How'd you like to have gotten this blurb on your first novel? "The best first mystery novel I've read in the thirty years since The Big Sleep" -- Ross Macdonald. Wow. However, I have to say that Afternoon of a Loser, while a dandy book, doesn't quite live up to that commentary.
It's the story of a couple of cousins, Sam and Mark Donaldson. Mark has just been released from prison after serving 9 years for a murder he says he didn't commit. In the meantime, Sam has married Mark's ex-wife, the woman for whom lots of people believe Mark took the fall. Maybe even Sam believes that, because if Mark's innocent, who's guilty?
The setting is central Florida, not far from the Sebring race track, where Tom and Mack both once drove. There are some fine racing scenes and plenty of other well-done local color. Lots of tension and suspense, too. In fact, this book is so good that reading it is almost like finding a John D. MacDonald novel you've never read before. (MacDonald gave Pace a rave blurb for a later book.)
I suspect that Afternoon of a Loser is a truly forgotten book and that very few people other than me remember reading it forty years ago in its first edition. It's well worth picking up if you see it lying around in some dusty bookstore.
5 comments:
I think it would be hard for any book to live up to Ross MacDonald's blurb. But it does sound pretty good, I'll definitely keep my eyes peeled next time I'm at the bookstore.
Tom Pace definitely sounds familiar...if he wrote several with auto-racing connections, and a great by-line for that, my father particularly might've picked one up in the late '60s, early '70s...and it might've gotten away before I got to read it.
Some forgotten, out of the way and dusty bookstore is right. While there are 28 copies of the hardcover editions, there are NO copies of the paperback offered on ABE right now.
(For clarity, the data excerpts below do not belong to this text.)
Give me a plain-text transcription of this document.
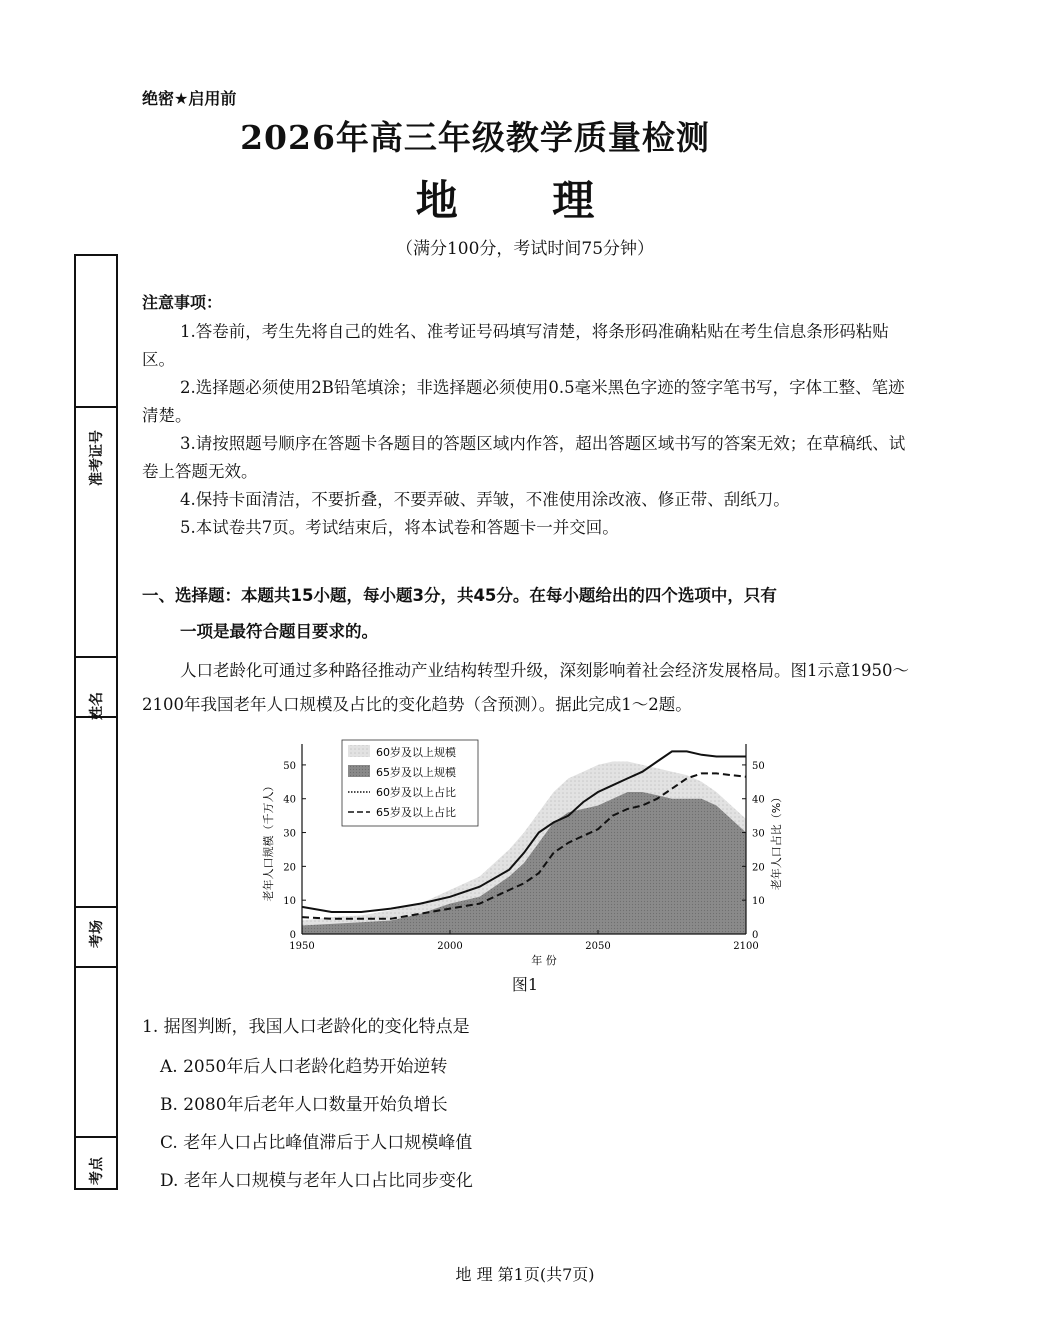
绝密★启用前
2026年高三年级教学质量检测
地 理
（满分100分，考试时间75分钟）
准考证号
姓名
考场
考点
注意事项：
1.答卷前，考生先将自己的姓名、准考证号码填写清楚，将条形码准确粘贴在考生信息条形码粘贴区。
2.选择题必须使用2B铅笔填涂；非选择题必须使用0.5毫米黑色字迹的签字笔书写，字体工整、笔迹清楚。
3.请按照题号顺序在答题卡各题目的答题区域内作答，超出答题区域书写的答案无效；在草稿纸、试卷上答题无效。
4.保持卡面清洁，不要折叠，不要弄破、弄皱，不准使用涂改液、修正带、刮纸刀。
5.本试卷共7页。考试结束后，将本试卷和答题卡一并交回。
一、选择题：本题共15小题，每小题3分，共45分。在每小题给出的四个选项中，只有
一项是最符合题目要求的。
人口老龄化可通过多种路径推动产业结构转型升级，深刻影响着社会经济发展格局。图1示意1950～2100年我国老年人口规模及占比的变化趋势（含预测）。据此完成1～2题。
0	0
10	10
20	20
30	30
40	40
50	50
1950	2000	2050	2100
年 份
老年人口规模（千万人）	老年人口占比（%）
60岁及以上规模
65岁及以上规模
60岁及以上占比
65岁及以上占比
图1
1. 据图判断，我国人口老龄化的变化特点是
A. 2050年后人口老龄化趋势开始逆转
B. 2080年后老年人口数量开始负增长
C. 老年人口占比峰值滞后于人口规模峰值
D. 老年人口规模与老年人口占比同步变化
地 理 第1页(共7页)
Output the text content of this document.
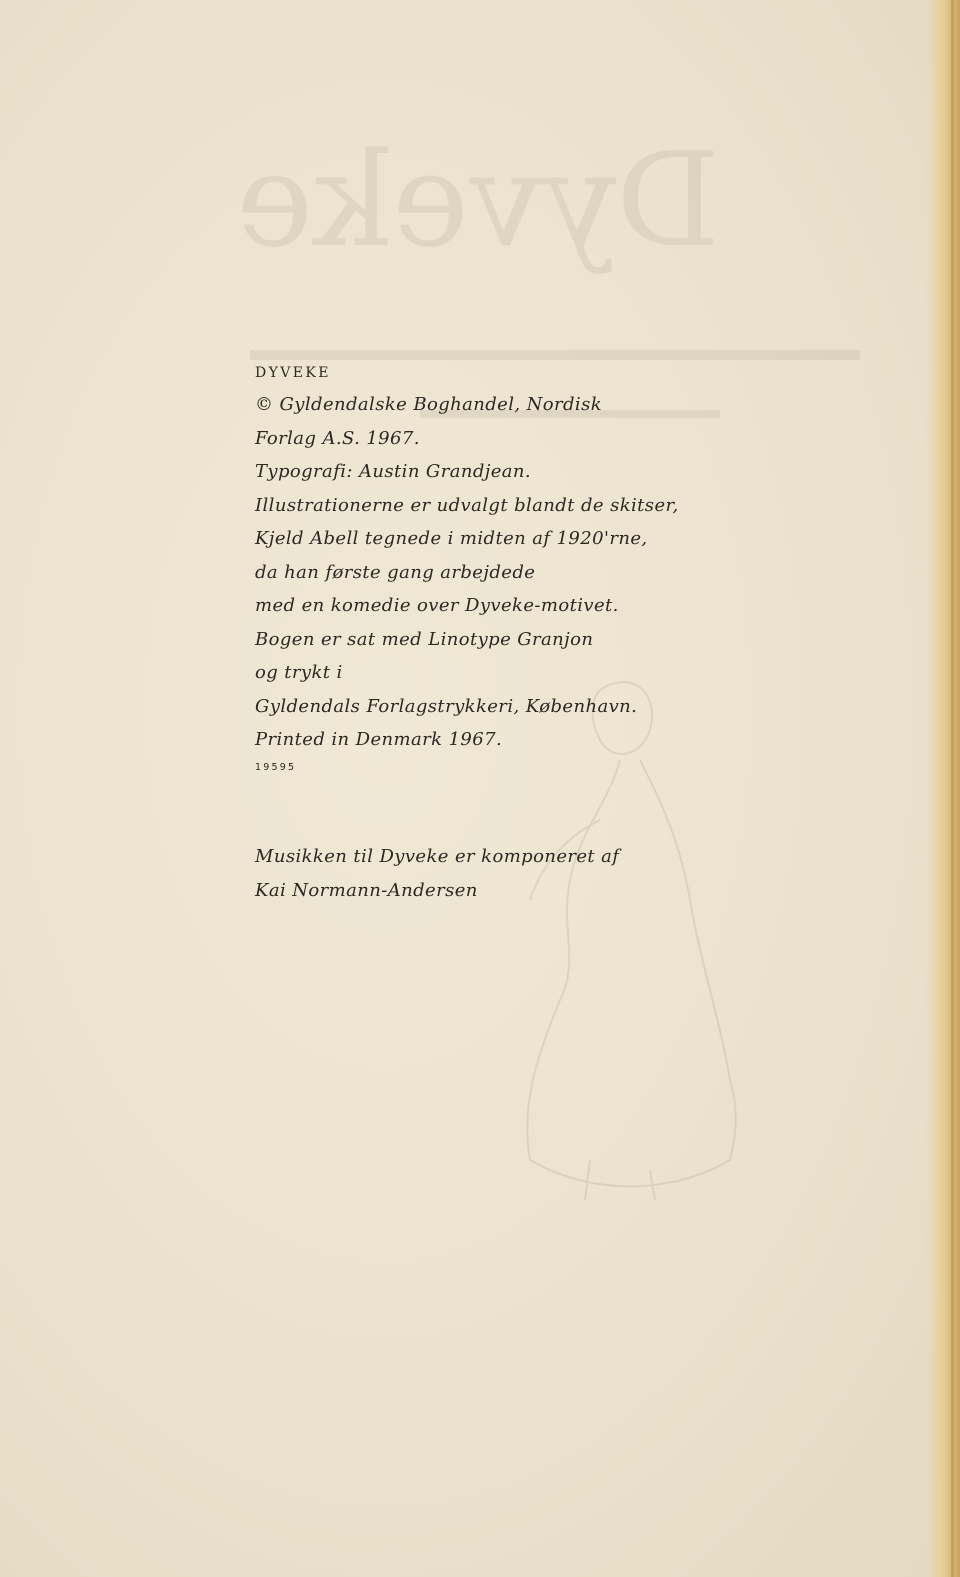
Dyveke
DYVEKE
© Gyldendalske Boghandel, Nordisk
Forlag A.S. 1967.
Typografi: Austin Grandjean.
Illustrationerne er udvalgt blandt de skitser,
Kjeld Abell tegnede i midten af 1920'rne,
da han første gang arbejdede
med en komedie over Dyveke-motivet.
Bogen er sat med Linotype Granjon
og trykt i
Gyldendals Forlagstrykkeri, København.
Printed in Denmark 1967.
19595
Musikken til Dyveke er komponeret af
Kai Normann-Andersen
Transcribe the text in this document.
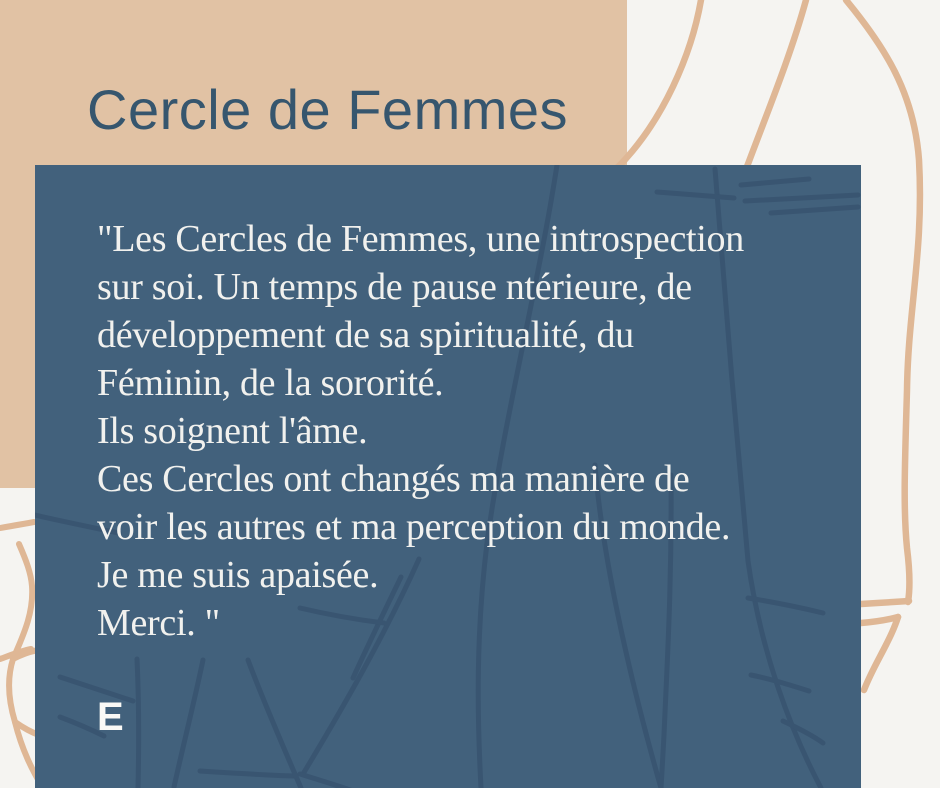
Cercle de Femmes
"Les Cercles de Femmes, une introspection
sur soi. Un temps de pause ntérieure, de
développement de sa spiritualité, du
Féminin, de la sororité.
Ils soignent l'âme.
Ces Cercles ont changés ma manière de
voir les autres et ma perception du monde.
Je me suis apaisée.
Merci. "
E
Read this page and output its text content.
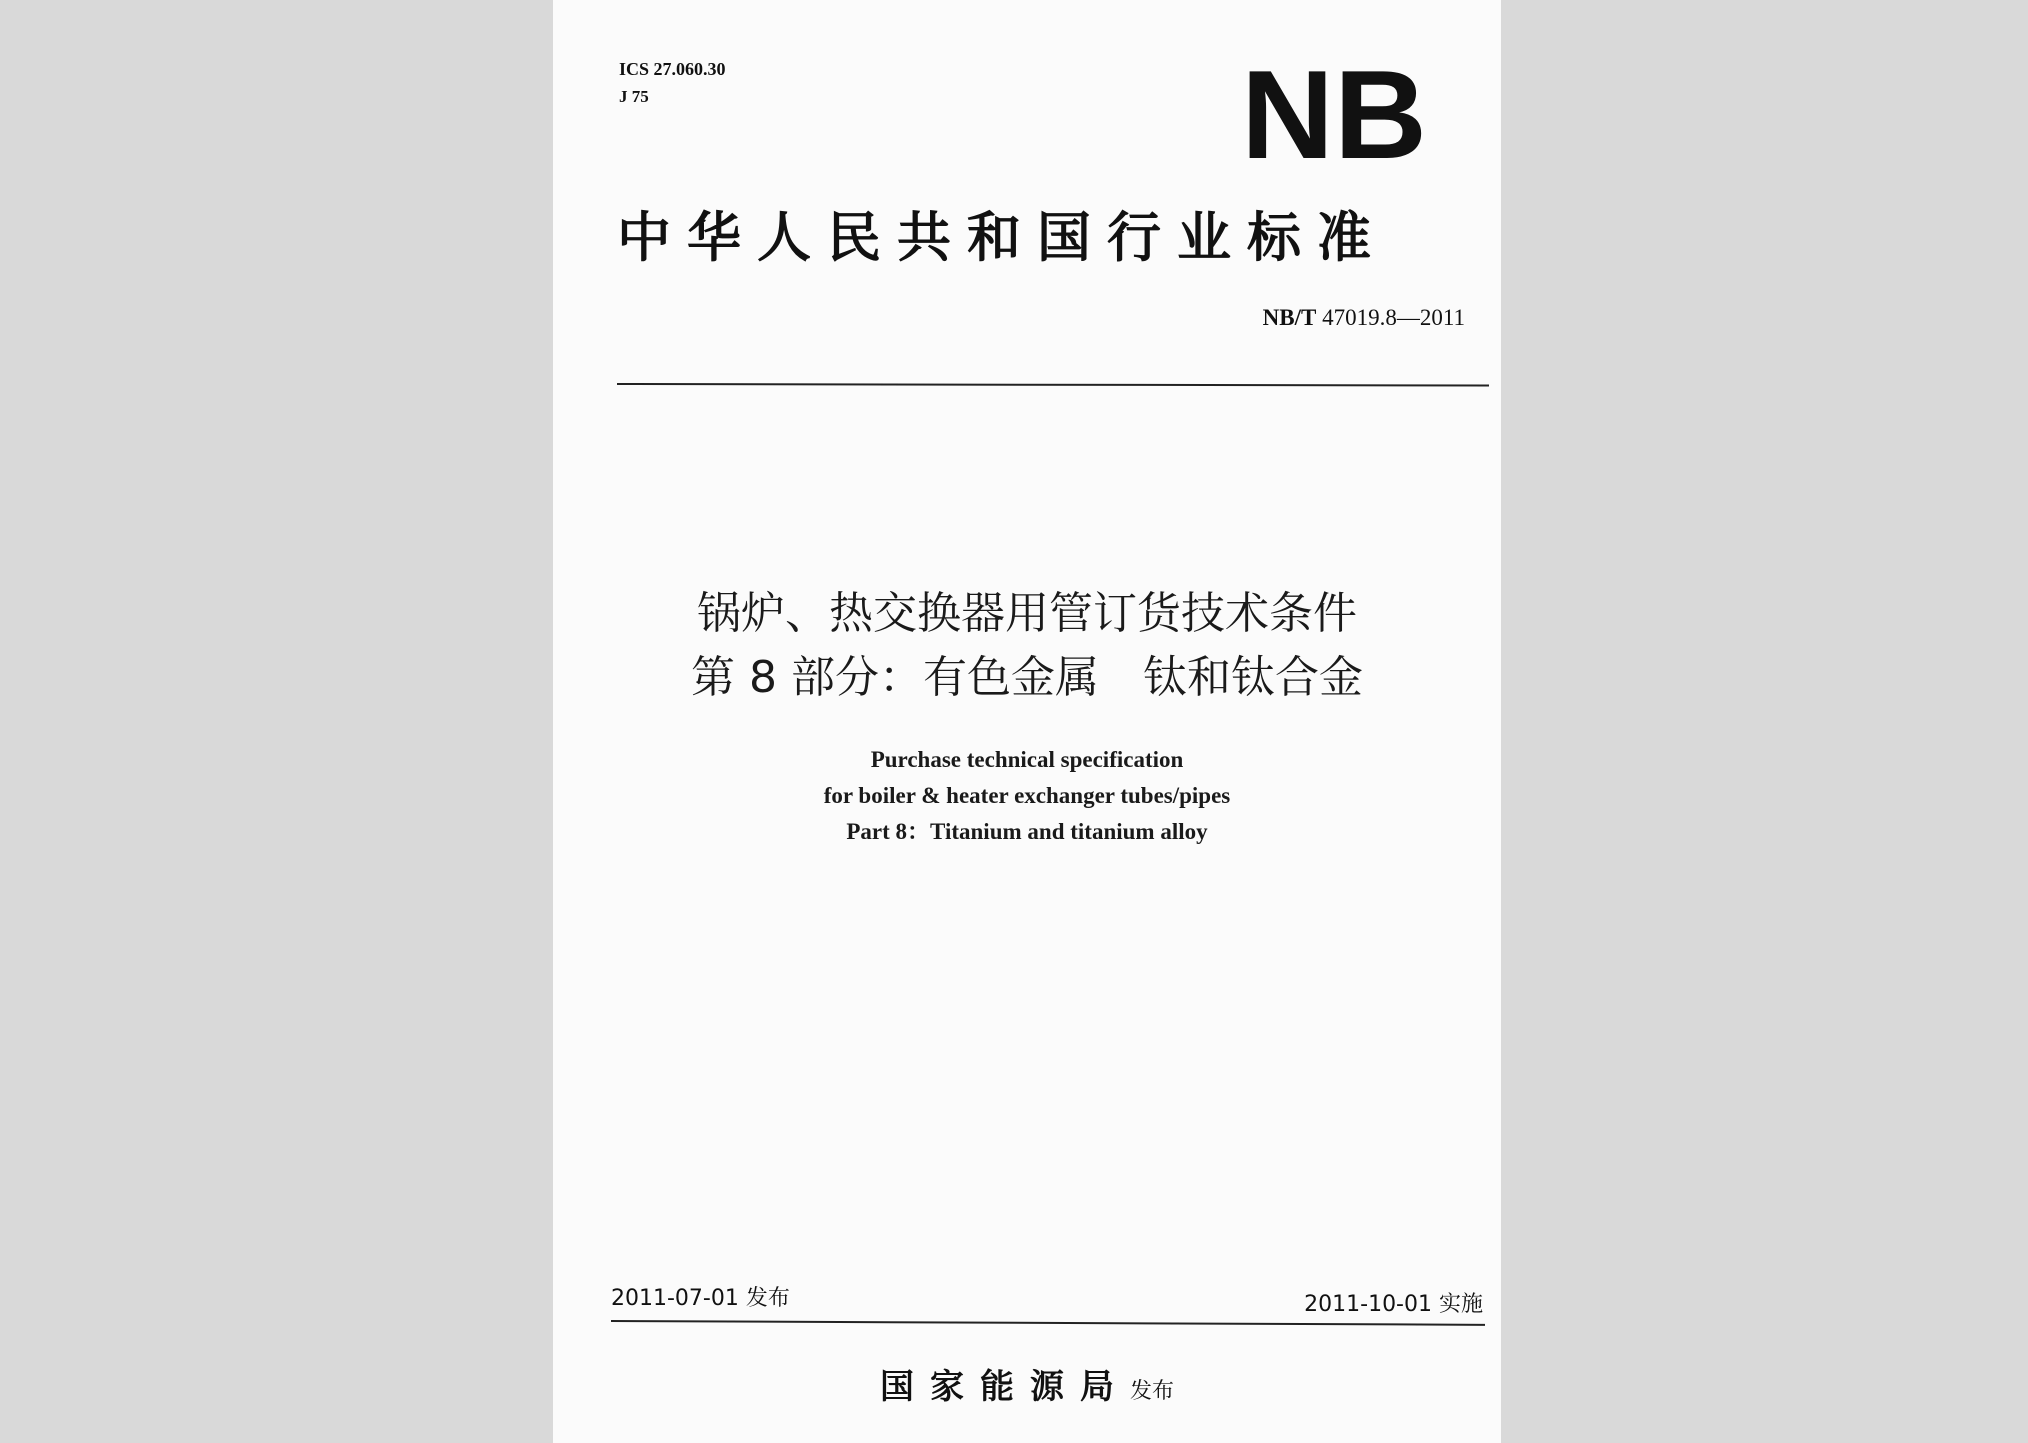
ICS 27.060.30
J 75	NB
中华人民共和国行业标准
NB/T 47019.8—2011
锅炉、热交换器用管订货技术条件
第 8 部分：有色金属　钛和钛合金
Purchase technical specification
for boiler & heater exchanger tubes/pipes
Part 8：Titanium and titanium alloy
2011-07-01 发布	2011-10-01 实施
国家能源局发布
Nor do I have a copy. I don't think I've ever seen a copy.
Pace wrote a couple of other crime fiction novels, both with a guy named Ben Garden in them. If he's still alive, and Al Hubin doesn't say otherwise, he'd be 80 this year. (Tom Pace, that is.)
From your review, it sure sounds like a book that somebody like Hard Case Crime ought to look into, if they're listening?
--- Steve
I actually bought this one in hardback 40 years ago. Ran across the paperback the other day and picked it up, which spurred me to re-read it for the review.
Friends, this book is an absolute train wreck. The Ross MacDonald blurb makes me wonder if he owed Joan Kahn a really big favor. It's almost impossible to believe that Joan had a hand in this mess. The writing is sophomoric, with a ridiculous adverb in almost every sentence. I found something on each page to make me roll my eyes. The characters--all male, except one--are wooden. They do nothing but drink alcohol and make ominous comments to each other. Because the author can't write, he substitutes grinning, smiling, and laughing for any semblance of emotion, making the characters seem completely disconnected from humanity. The one female character, ostensibly the Uber Woman who drives the plot, is a big zero. Much of the book is taken up with a car race that has nothing to do with the nonexistent plot. There's no build-up, no suspense, and a ridiculous last chapter stolen from a du Maurier book. When I turned the last page, I was so traumatized that I came to the Web to find reviews; there are few. Usually I can find something good to say about a book even if I didn't like it, but that's not the case here. Some books are best forgotten, and this is one of them. Thanks for giving me the opportunity to vent.